The markVerifiedPoses.ts script keeps Mongo isVerified in sync with the JSON. Production poseMaker reads isVerified: true to populate the director's reference catalog.

Output Files

After each run, test_results/pose_outputs/<label>/<test_id>.json contains the actual tool calls and scoring details. Paste actual array into the frontend pose-debug renderer to visualize.

If you don't pass --label, output goes to pose_outputs/default/.

Recomputing Scores Without LLM Calls

Once you have cached test outputs, you can recompute scores under updated thresholds / scoring tweaks without paying for new LLM calls:

python scripts/recompute_pose_scores.py opus-4-7              # one label
python scripts/recompute_pose_scores.py opus-4-7 fable        # diff two labels

Regenerating Goldens

The regenerate workflow is now three steps so you don't pay for LLM calls on a dry run, and you can review results before writing to Mongo:

# 1. Preview which entries would regen (no LLM, no DB writes):
npx ts-node scripts/poseMaker/regeneratePoseLibrary.ts --unverified --dry-run

# 2. Run director→rigger and CACHE results to disk
#    (no DB writes; script prints a runId at the end):
npx ts-node scripts/poseMaker/regeneratePoseLibrary.ts --unverified

# Each cached file is { "expected": [...old tool calls...], "actual": [...new tool calls...] }
# under scripts/poseMaker/.regenCache/<runId>/<id>.json.
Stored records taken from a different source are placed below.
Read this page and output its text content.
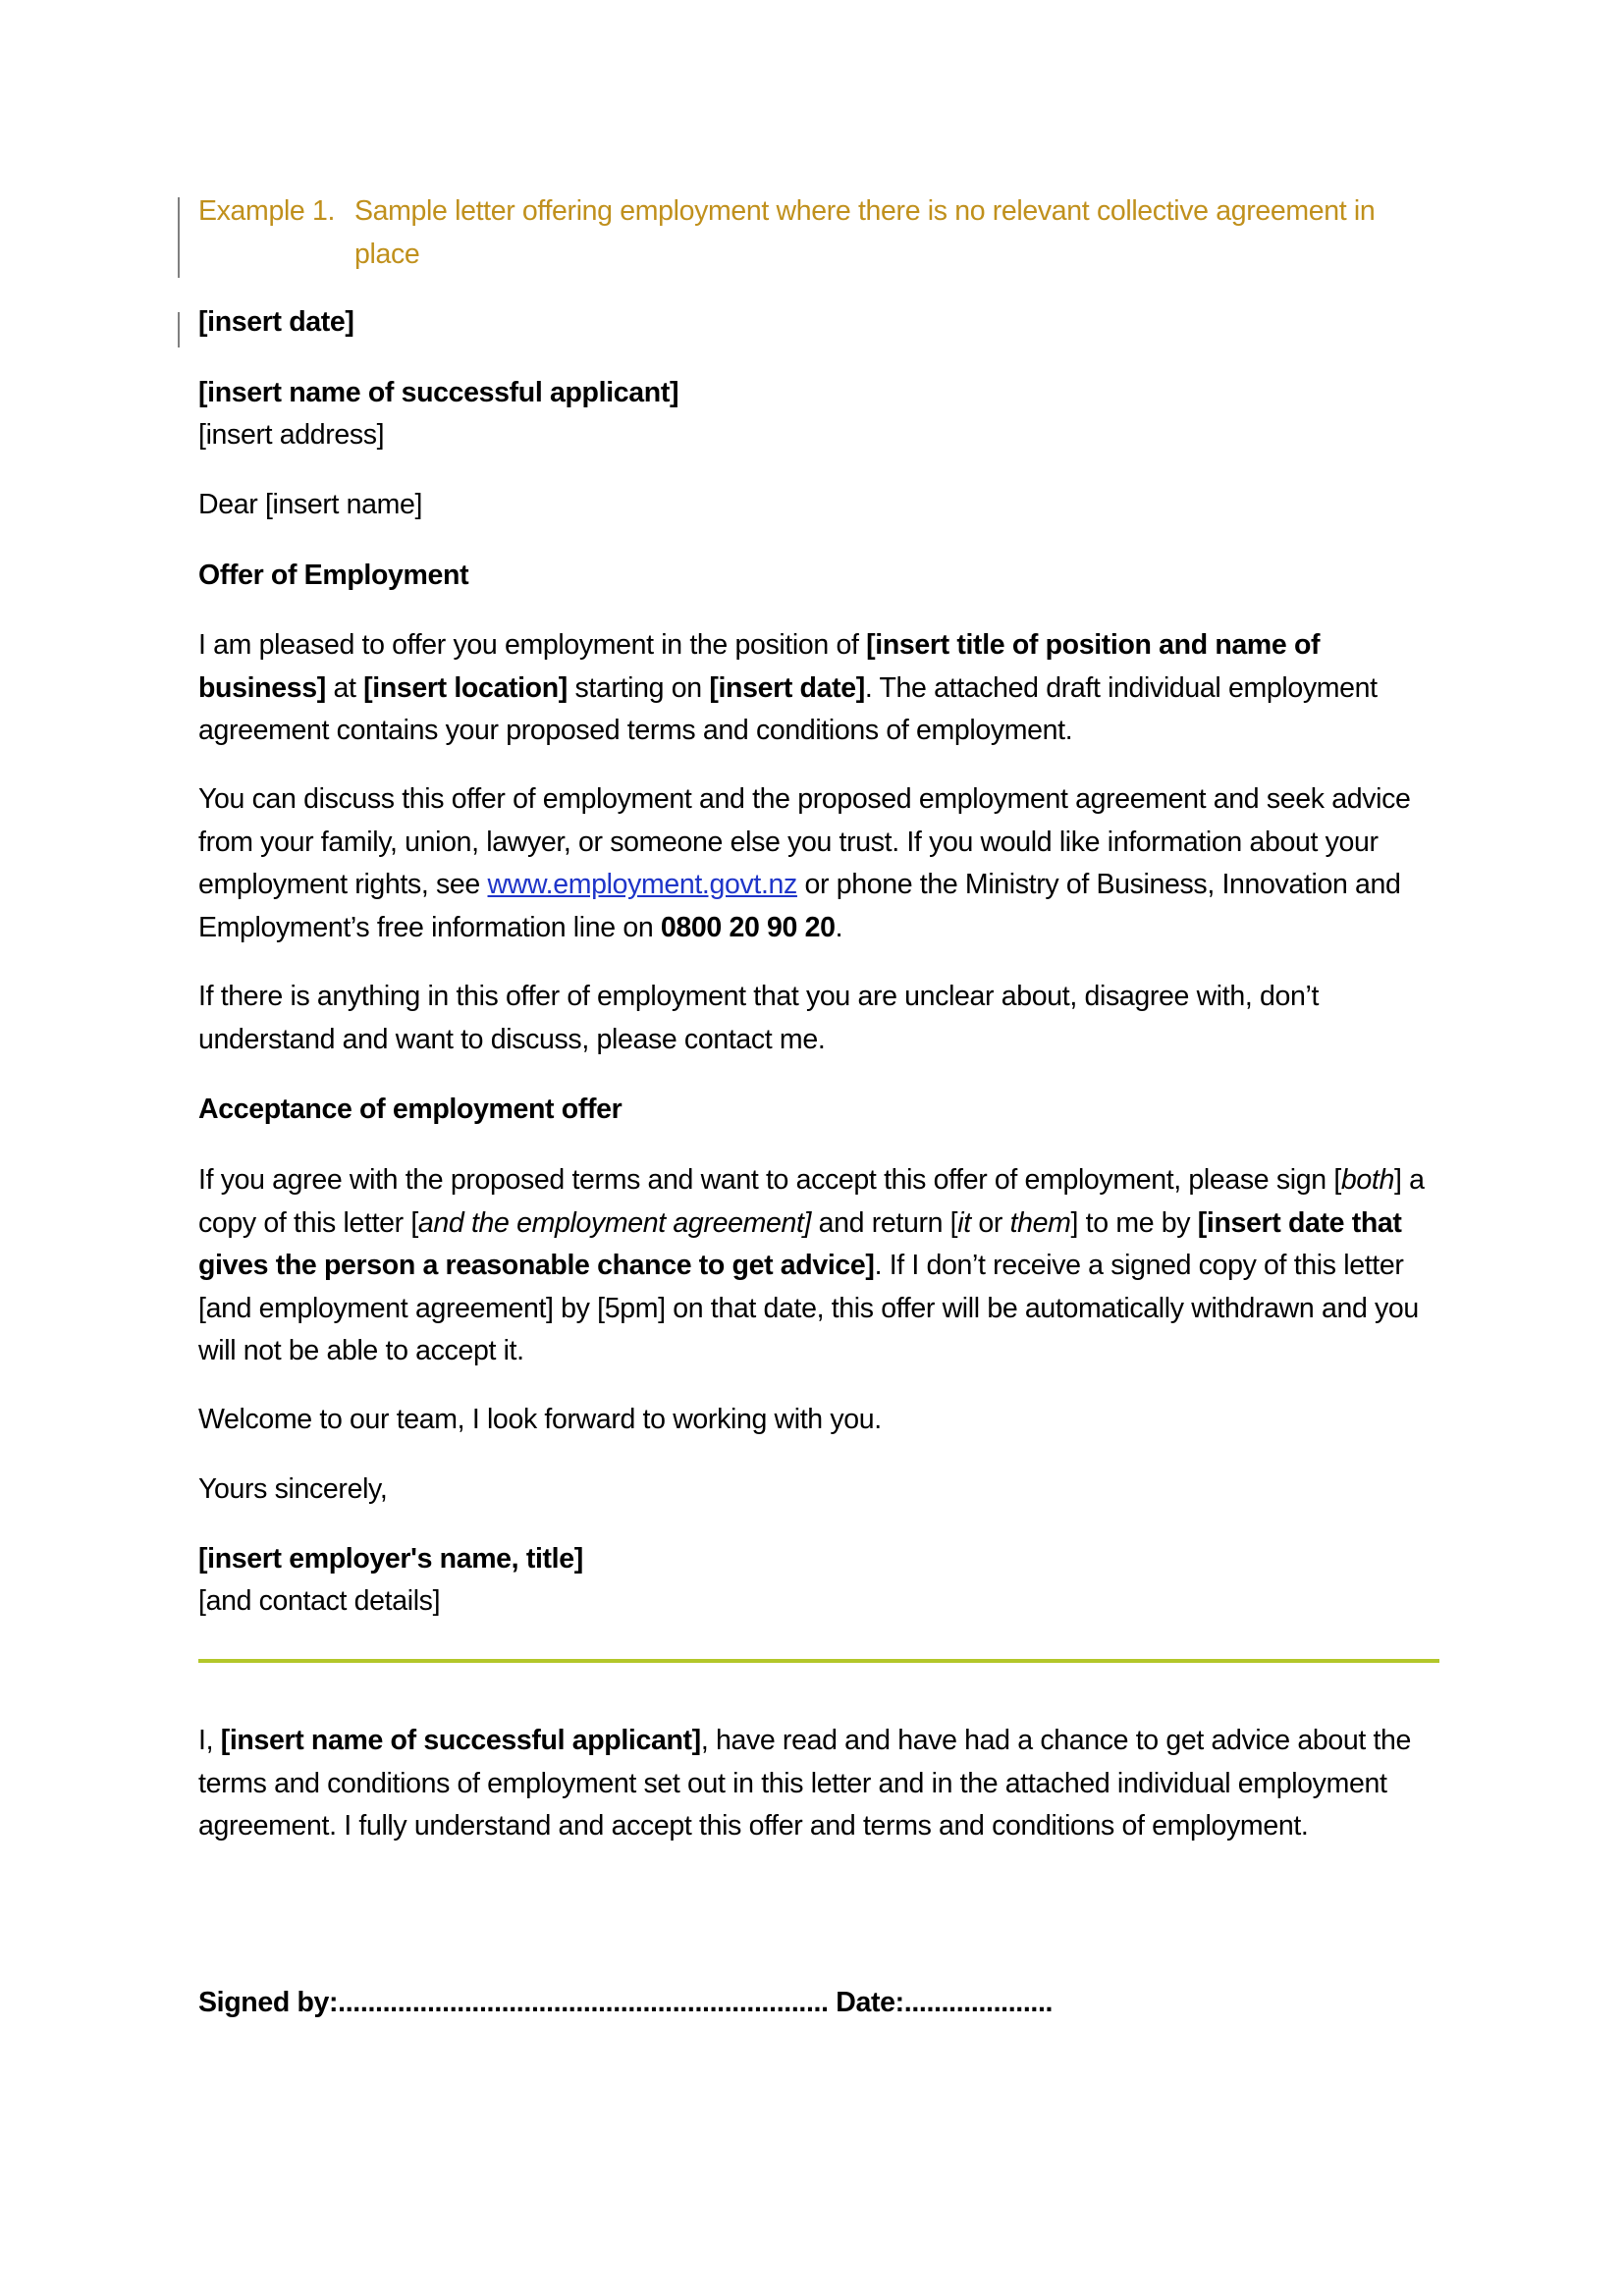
Example 1. Sample letter offering employment where there is no relevant collective agreement in place
[insert date]
[insert name of successful applicant]
[insert address]
Dear [insert name]
Offer of Employment
I am pleased to offer you employment in the position of [insert title of position and name of business] at [insert location] starting on [insert date]. The attached draft individual employment agreement contains your proposed terms and conditions of employment.
You can discuss this offer of employment and the proposed employment agreement and seek advice from your family, union, lawyer, or someone else you trust. If you would like information about your employment rights, see www.employment.govt.nz or phone the Ministry of Business, Innovation and Employment’s free information line on 0800 20 90 20.
If there is anything in this offer of employment that you are unclear about, disagree with, don’t understand and want to discuss, please contact me.
Acceptance of employment offer
If you agree with the proposed terms and want to accept this offer of employment, please sign [both] a copy of this letter [and the employment agreement] and return [it or them] to me by [insert date that gives the person a reasonable chance to get advice]. If I don’t receive a signed copy of this letter [and employment agreement] by [5pm] on that date, this offer will be automatically withdrawn and you will not be able to accept it.
Welcome to our team, I look forward to working with you.
Yours sincerely,
[insert employer's name, title]
[and contact details]
I, [insert name of successful applicant], have read and have had a chance to get advice about the terms and conditions of employment set out in this letter and in the attached individual employment agreement. I fully understand and accept this offer and terms and conditions of employment.
Signed by:.................................................................. Date:....................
Paste either
# array into the FE pose-debug renderer.

# 3. Apply approved cached results to Mongo (no LLM):
npx ts-node scripts/poseMaker/regeneratePoseLibrary.ts --apply-from-cache <runId>

Filters: --all | --unverified | --category <cat> | --id <id>. Add --verbose to step 2 for per-pose director output.
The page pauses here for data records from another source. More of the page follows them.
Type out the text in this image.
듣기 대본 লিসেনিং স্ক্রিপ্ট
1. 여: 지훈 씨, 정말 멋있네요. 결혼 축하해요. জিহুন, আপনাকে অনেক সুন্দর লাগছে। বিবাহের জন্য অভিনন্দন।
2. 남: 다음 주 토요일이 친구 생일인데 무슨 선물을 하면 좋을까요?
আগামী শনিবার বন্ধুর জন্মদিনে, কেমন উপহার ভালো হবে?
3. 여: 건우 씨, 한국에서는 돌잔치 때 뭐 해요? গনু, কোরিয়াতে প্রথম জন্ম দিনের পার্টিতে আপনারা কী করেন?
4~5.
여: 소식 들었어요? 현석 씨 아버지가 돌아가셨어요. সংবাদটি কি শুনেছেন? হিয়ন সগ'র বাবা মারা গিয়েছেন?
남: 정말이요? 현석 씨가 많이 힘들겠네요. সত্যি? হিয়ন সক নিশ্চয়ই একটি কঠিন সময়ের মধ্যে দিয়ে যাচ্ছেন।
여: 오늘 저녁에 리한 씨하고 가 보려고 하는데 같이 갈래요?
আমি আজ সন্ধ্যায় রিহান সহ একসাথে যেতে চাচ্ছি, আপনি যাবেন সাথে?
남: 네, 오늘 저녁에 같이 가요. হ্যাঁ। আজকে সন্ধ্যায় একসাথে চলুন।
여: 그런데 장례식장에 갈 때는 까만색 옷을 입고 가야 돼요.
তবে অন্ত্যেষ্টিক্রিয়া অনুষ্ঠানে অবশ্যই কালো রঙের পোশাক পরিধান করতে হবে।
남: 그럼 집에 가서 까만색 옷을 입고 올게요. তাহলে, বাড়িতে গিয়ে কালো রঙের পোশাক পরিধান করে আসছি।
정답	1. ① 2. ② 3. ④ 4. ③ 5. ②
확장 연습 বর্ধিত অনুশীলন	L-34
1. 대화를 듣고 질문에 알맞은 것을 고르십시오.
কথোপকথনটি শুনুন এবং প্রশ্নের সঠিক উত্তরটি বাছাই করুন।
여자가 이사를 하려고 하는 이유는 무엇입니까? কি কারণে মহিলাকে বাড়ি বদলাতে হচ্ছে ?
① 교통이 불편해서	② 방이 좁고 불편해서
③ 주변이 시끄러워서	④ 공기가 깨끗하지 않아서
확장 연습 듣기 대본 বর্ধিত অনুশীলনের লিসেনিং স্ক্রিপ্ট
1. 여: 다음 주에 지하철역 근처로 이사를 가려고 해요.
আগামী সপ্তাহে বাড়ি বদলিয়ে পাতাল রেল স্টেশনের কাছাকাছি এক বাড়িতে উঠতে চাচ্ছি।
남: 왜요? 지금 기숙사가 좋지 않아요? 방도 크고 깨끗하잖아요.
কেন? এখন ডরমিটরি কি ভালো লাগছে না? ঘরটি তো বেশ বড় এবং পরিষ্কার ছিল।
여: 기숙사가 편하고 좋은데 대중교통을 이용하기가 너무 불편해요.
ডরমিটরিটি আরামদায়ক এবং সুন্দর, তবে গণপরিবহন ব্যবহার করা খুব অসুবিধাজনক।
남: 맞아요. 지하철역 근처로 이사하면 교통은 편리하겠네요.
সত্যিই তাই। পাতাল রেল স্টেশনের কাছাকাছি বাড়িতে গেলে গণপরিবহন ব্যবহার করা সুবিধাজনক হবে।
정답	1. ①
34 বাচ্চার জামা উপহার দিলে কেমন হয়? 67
The apply step skips broken caches automatically (where actual.length <= 1, which usually means the rigger timed out and the cache only has a resetPose).
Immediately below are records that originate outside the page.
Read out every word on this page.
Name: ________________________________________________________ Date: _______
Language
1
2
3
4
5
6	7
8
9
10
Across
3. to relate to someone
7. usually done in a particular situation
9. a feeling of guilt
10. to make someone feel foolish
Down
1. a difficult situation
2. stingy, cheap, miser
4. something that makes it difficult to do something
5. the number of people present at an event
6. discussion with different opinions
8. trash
After applying, re-export test fixtures:

python scripts/export_pose_library.py

Changing Model

Edit src/testDebug/testDebug.service.tsRIGGER_MODEL constant at top of runRigger:

private static readonly RIGGER_MODEL: string = BedrockModelId.CLAUDE_OPUS_4_7;  // or BedrockModelId.CLAUDE_FABLE_5, OpenAIModelId.GPT_5_4
Restart backend, re-run tests with a --label matching the model so outputs don't overwrite each other.

Adding Tests

  • Fresh (verified-allowlist gated): add the pose id to scripts/verified_poses.json, run markVerifiedPoses.ts --apply, then re-export fixtures. The export script regenerates pose_library_index.json automatically and preserves any references field on existing fixtures across re-exports.
  • Incremental/Transition: hand-author JSON in tests/fixtures/pose_incremental/, update incremental_index.json
  • Multi-figure: hand-author JSON in tests/fixtures/pose_multi_figure/, update multi_figure_index.json
  • With-reference A/B: copy a fresh fixture into tests/fixtures/pose_with_reference/, append "references": ["<verified-pose-id>"]. No index file needed — the runner picks up every JSON in the directory.